Based on the observations of at least 4 doctors, it has.
Around February of 2016 I began feeling a bit dizzy. Not nauseous but rather unstable. One weekend it went over the top and so I went to the ER. My blood pressure was 170/110. ER Doc gave me a pill to lower it and sent me home. He did assume that I was going to be in the pill for the rest of my life. Went to family doctor and got labs. All labs were in check (No cholesterol or anything) I am only 38 and up until that point I had been working out 3-4 times a week for the past 4 years. Blood pressure was 108/78. He was reluctant to give me an official diagnoses of hypertension since I told him I had been under quite a bit of stress, both at work and at home. He insisted I needed to calm down but I told him it was difficult to do so because I had started feeling a sensation in my chest, similar to what you feel when you are utterly scared or are watching a very suspenseful movie. He said it was all in my head and suggested I could go get a stress test. He also suggested therapy. Therapist was aware of my situation (TTATT) since I had seen him before. He too said that it all looked like it was just panic attacks as he had experienced them in the past himself. He is a professor of psychology at a local university and he recently asked his students if anyone had ever had a panic attack, to what most replied NO. He told them that was too bad because they will confront the conditions in their career and it will be hard for them to relate.
I went to get a stress test. The cardiologist was supposed to give me another appointment to discuss the results. Upon stepping off the machine he said the results were so normal he did not want to waste my time with another appointment. At a follow up appointment my family doctor insisted that it was all in my head. He gave me Xanax which helped quite a bit. Since I told him the dizziness was not going away, he sent me to get an MRI. All clear as well. While I trusted his diagnosis of the tests, his tone of dismissal about what seemed very real sensations did not provide me much confidence. (besides, the DR is a JW as well). I ended up with a great doctor who actually takes the time to listen and does a whole lifestyle evaluation, including potential emotional issues. Since he is not a JW I was able to discuss these things with him. Fortunately, he had a grandmother who went thru similar issues and had a fall out with the cult so he understood. He too believed it was mostly stress and anxiety but did not want to dismiss my feelings so he did and EKG and put me in a monitor for 3 days. All clear as well. Labs as well all clear. He gave me a beta blocker, which is supposed to work better than Xanax and is not addictive (plus I can drink :) ). I tried to use alternative methods like meditation and natural relaxers like Valerian root. (besides things were getting better so I figure why take medication).
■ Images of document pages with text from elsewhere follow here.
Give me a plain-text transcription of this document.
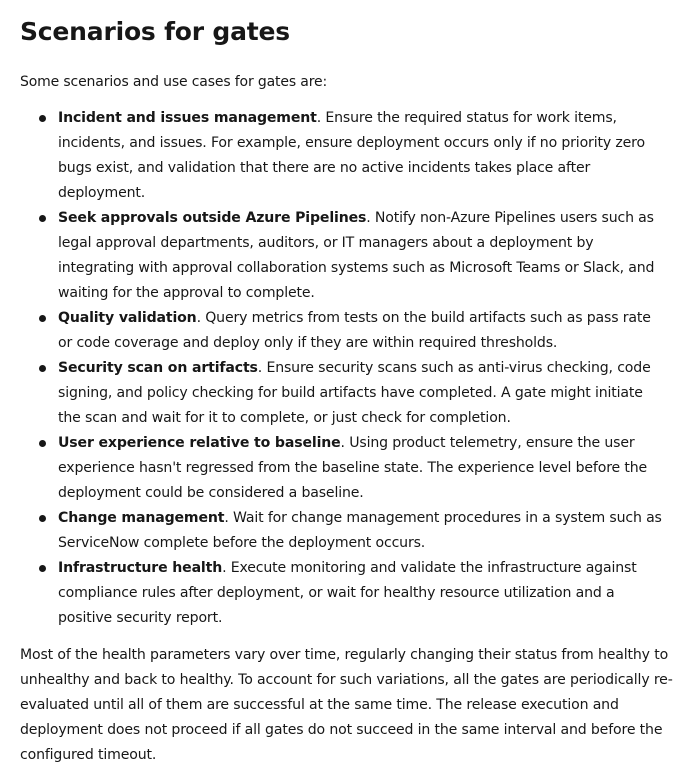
Scenarios for gates

Some scenarios and use cases for gates are:

Incident and issues management. Ensure the required status for work items, incidents, and issues. For example, ensure deployment occurs only if no priority zero bugs exist, and validation that there are no active incidents takes place after deployment.
Seek approvals outside Azure Pipelines. Notify non-Azure Pipelines users such as legal approval departments, auditors, or IT managers about a deployment by integrating with approval collaboration systems such as Microsoft Teams or Slack, and waiting for the approval to complete.
Quality validation. Query metrics from tests on the build artifacts such as pass rate or code coverage and deploy only if they are within required thresholds.
Security scan on artifacts. Ensure security scans such as anti-virus checking, code signing, and policy checking for build artifacts have completed. A gate might initiate the scan and wait for it to complete, or just check for completion.
User experience relative to baseline. Using product telemetry, ensure the user experience hasn't regressed from the baseline state. The experience level before the deployment could be considered a baseline.
Change management. Wait for change management procedures in a system such as ServiceNow complete before the deployment occurs.
Infrastructure health. Execute monitoring and validate the infrastructure against compliance rules after deployment, or wait for healthy resource utilization and a positive security report.

Most of the health parameters vary over time, regularly changing their status from healthy to unhealthy and back to healthy. To account for such variations, all the gates are periodically re-evaluated until all of them are successful at the same time. The release execution and deployment does not proceed if all gates do not succeed in the same interval and before the configured timeout.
Long story short, here I am almost a year later, I am still "recovering". Bellow is a short lists of some of the things that I physically felt. Sometimes I feel a little doubtful as to what is the source of it and wether it is one of those conditions that are hard to properly diagnose. But I figure that if it hasn't kill me yet, then is probably going to be ok. If it helps others avoid such lengthy recovery, then I will feel good about it.
-Early, like for the first 4 months or so, on I felt dizzy/unstable. Would ask for assistance if I had to climb a lather when before I could balance myself.
- A sensation on the center of the chest as if I was watching a scary or suspenseful movie (remember feeling very much this way when I watched "The hurt locker"). Never the less, it was never chest pain.
- A sensation of impending doom which I could not explain. In the worst days it felt like any second my heart was going to burst
- An unexplainable feeling of sadness to the point where I wanted to cry for no reason whatsoever.
- Every now and then, and now in hindsight I can say that this happened specially when around a JW, the dizziness would come all of a sudden accompanied with a cold sweat and a buzzy feeling in my head.
- A fear of going to sleep without feeling that my wife was there. Had to feel her presence in order to fall asleep.
- Later on, as much of the above started dissipating, I would wake up in the middle of the night with this fearful sensation, like if something was about to happen. After about half hour it would go away and I would fall back asleep.
- For whatever reason I started to feel like my prostate would contract and release several time during urination, so I would pee in sort of interrupted streams. That too went away eventually
- I would also shake uncontrollably when having an orgasm, which made sex a bit difficult and scary.
At this point, I am left with what feels like a cough is stuck in my throat but won't come out. Every now and then I still feel this what can be described as a sudden fear but sometimes it is accompanied by this weird sensation in my chest as if my heart was pushing against the wind pipe pushing air out. I had a septoplasty (deviated septum) surgery last week and had to be tested prior to surgery. EKG, labs and chest X-rays were all normal.